Die iranische Regierung hat die Zahl der bei den Massenprotesten getöteten Menschen einmal mehr nach oben korrigiert. Nun ist bereits von mindestens 5000 Toten die Rede.
Ein Regierungsvertreter, der anonym bleiben wollte, erklärte zudem, einige der heftigsten Zusammenstöße und die höchste Zahl an Todesopfern habe es in den kurdischen Gebieten im Nordwesten des Iran gegeben. „Israel und bewaffnete Gruppen im Ausland“ hätten die Demonstranten unterstützt und ausgerüstet, sagte er weiter.
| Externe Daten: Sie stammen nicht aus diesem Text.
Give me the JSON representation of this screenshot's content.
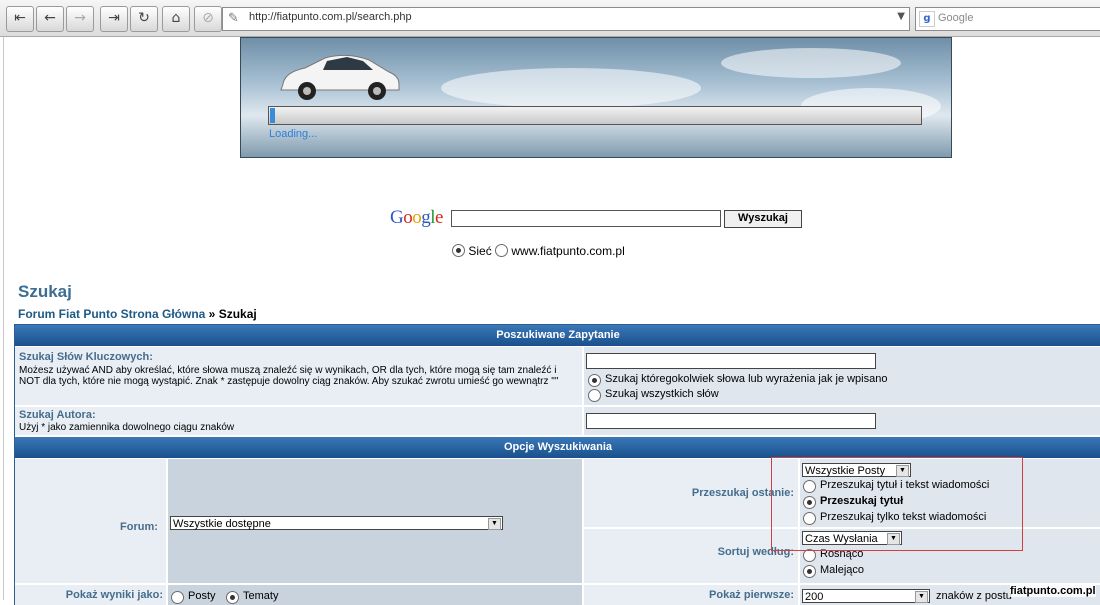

Die endgültige Zahl der Todesopfer werde voraussichtlich nicht mehr stark ansteigen. Die iranische Führung macht regelmäßig ausländische Gegner, die sie als „Terroristen und bewaffnete Randalierer“ bezeichnet, für Unruhen verantwortlich.
Menschenrechtsgruppen gehen von anderen Zahlen aus. Die in den USA ansässige Organisation HRANA bezifferte die Zahl der Todesopfer am Samstag mit 3308. Weitere 4382 Fälle würden noch geprüft. Die Gruppe erklärte zudem, sie habe mehr als 24.000 Verhaftungen bestätigt. Die in Norwegen ansässige kurdisch-iranische Menschenrechtsgruppe Hengaw hatte ebenfalls berichtet, dass es einige der heftigsten Zusammenstöße in den kurdischen Gebieten gegeben hätte.
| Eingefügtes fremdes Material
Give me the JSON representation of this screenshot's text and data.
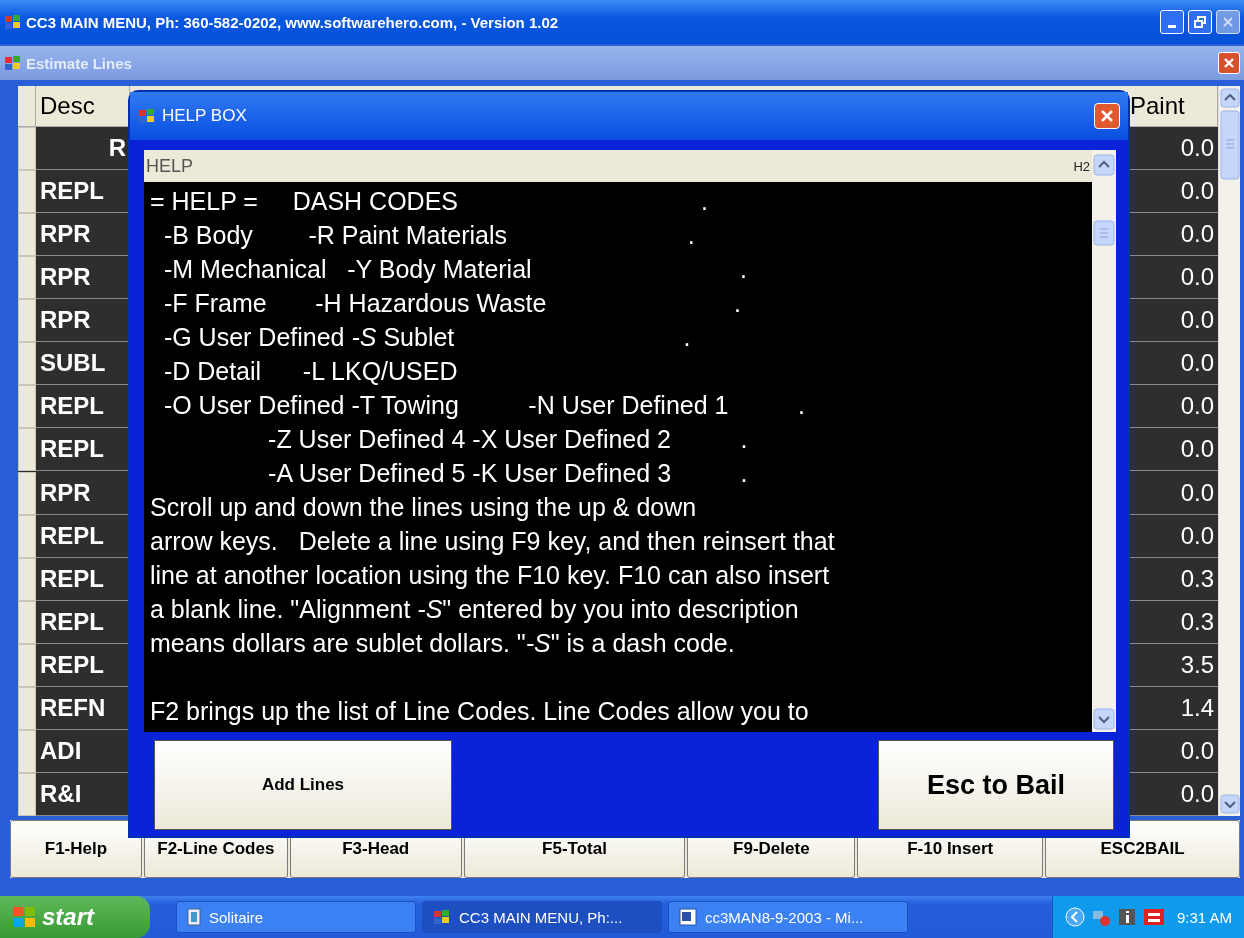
{
  "window": {
    "title": "CC3 MAIN MENU, Ph: 360-582-0202, www.softwarehero.com, - Version 1.02"
  },
  "child_window": {
    "title": "Estimate Lines"
  },
  "table": {
    "columns": [
      "Desc",
      "Paint"
    ],
    "rows": [
      {
        "desc": "R",
        "paint": "0.0"
      },
      {
        "desc": "REPL",
        "paint": "0.0"
      },
      {
        "desc": "RPR",
        "paint": "0.0"
      },
      {
        "desc": "RPR",
        "paint": "0.0"
      },
      {
        "desc": "RPR",
        "paint": "0.0"
      },
      {
        "desc": "SUBL",
        "paint": "0.0"
      },
      {
        "desc": "REPL",
        "paint": "0.0"
      },
      {
        "desc": "REPL",
        "paint": "0.0"
      },
      {
        "desc": "RPR",
        "paint": "0.0"
      },
      {
        "desc": "REPL",
        "paint": "0.0"
      },
      {
        "desc": "REPL",
        "paint": "0.3"
      },
      {
        "desc": "REPL",
        "paint": "0.3"
      },
      {
        "desc": "REPL",
        "paint": "3.5"
      },
      {
        "desc": "REFN",
        "paint": "1.4"
      },
      {
        "desc": "ADI",
        "paint": "0.0"
      },
      {
        "desc": "R&I",
        "paint": "0.0"
      }
    ]
  },
  "help_box": {
    "title": "HELP BOX",
    "header": "HELP",
    "header_tag": "H2",
    "lines": [
      "= HELP =     DASH CODES                                   .",
      "  -B Body        -R Paint Materials                          .",
      "  -M Mechanical   -Y Body Material                              .",
      "  -F Frame       -H Hazardous Waste                           .",
      "  -G User Defined *-S* Sublet                                 .",
      "  -D Detail      -L LKQ/USED",
      "  -O User Defined -T Towing          -N User Defined 1          .",
      "                 -Z User Defined 4 -X User Defined 2          .",
      "                 -A User Defined 5 -K User Defined 3          .",
      "Scroll up and down the lines using the up & down",
      "arrow keys.   Delete a line using F9 key, and then reinsert that",
      "line at another location using the F10 key. F10 can also insert",
      "a blank line. \"Alignment *-S*\" entered by you into description",
      "means dollars are sublet dollars. \"*-S*\" is a dash code."
    ],
    "after_gap": [
      "F2 brings up the list of Line Codes. Line Codes allow you to"
    ],
    "buttons": [
      "Add Lines",
      "Esc to Bail"
    ]
  },
  "function_keys": [
    "F1-Help",
    "F2-Line Codes",
    "F3-Head",
    "F5-Total",
    "F9-Delete",
    "F-10 Insert",
    "ESC2BAIL"
  ],
  "taskbar": {
    "start": "start",
    "items": [
      {
        "label": "Solitaire",
        "kind": "cards",
        "selected": false
      },
      {
        "label": "CC3 MAIN MENU, Ph:...",
        "kind": "app",
        "selected": true
      },
      {
        "label": "cc3MAN8-9-2003 - Mi...",
        "kind": "doc",
        "selected": false
      }
    ],
    "clock": "9:31 AM"
  }
}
Zeitungsbericht: Bis zu 18.000 Tote
Die britische Tageszeitung „The Sunday Times“ wartete mit einer weitaus größeren Zahl an Todesopfern auf. Berechnungen von Mitarbeitern in acht Augenkliniken und 16 Notaufnahmen im Land hätten rund 16.500 bis 18.000 Tote ergeben, schrieb das Blatt. Zudem sollen weitere 330.000 bis 360.000 Menschen verletzt worden sein. Die Iran-Expertin Holly Dagres von der Denkfabrik Washington Institute erklärte auf X, ein Diplomat habe ihr bestätigt, seine Botschaft halte eine Zahl von 12.000 Todesopfern für zutreffend.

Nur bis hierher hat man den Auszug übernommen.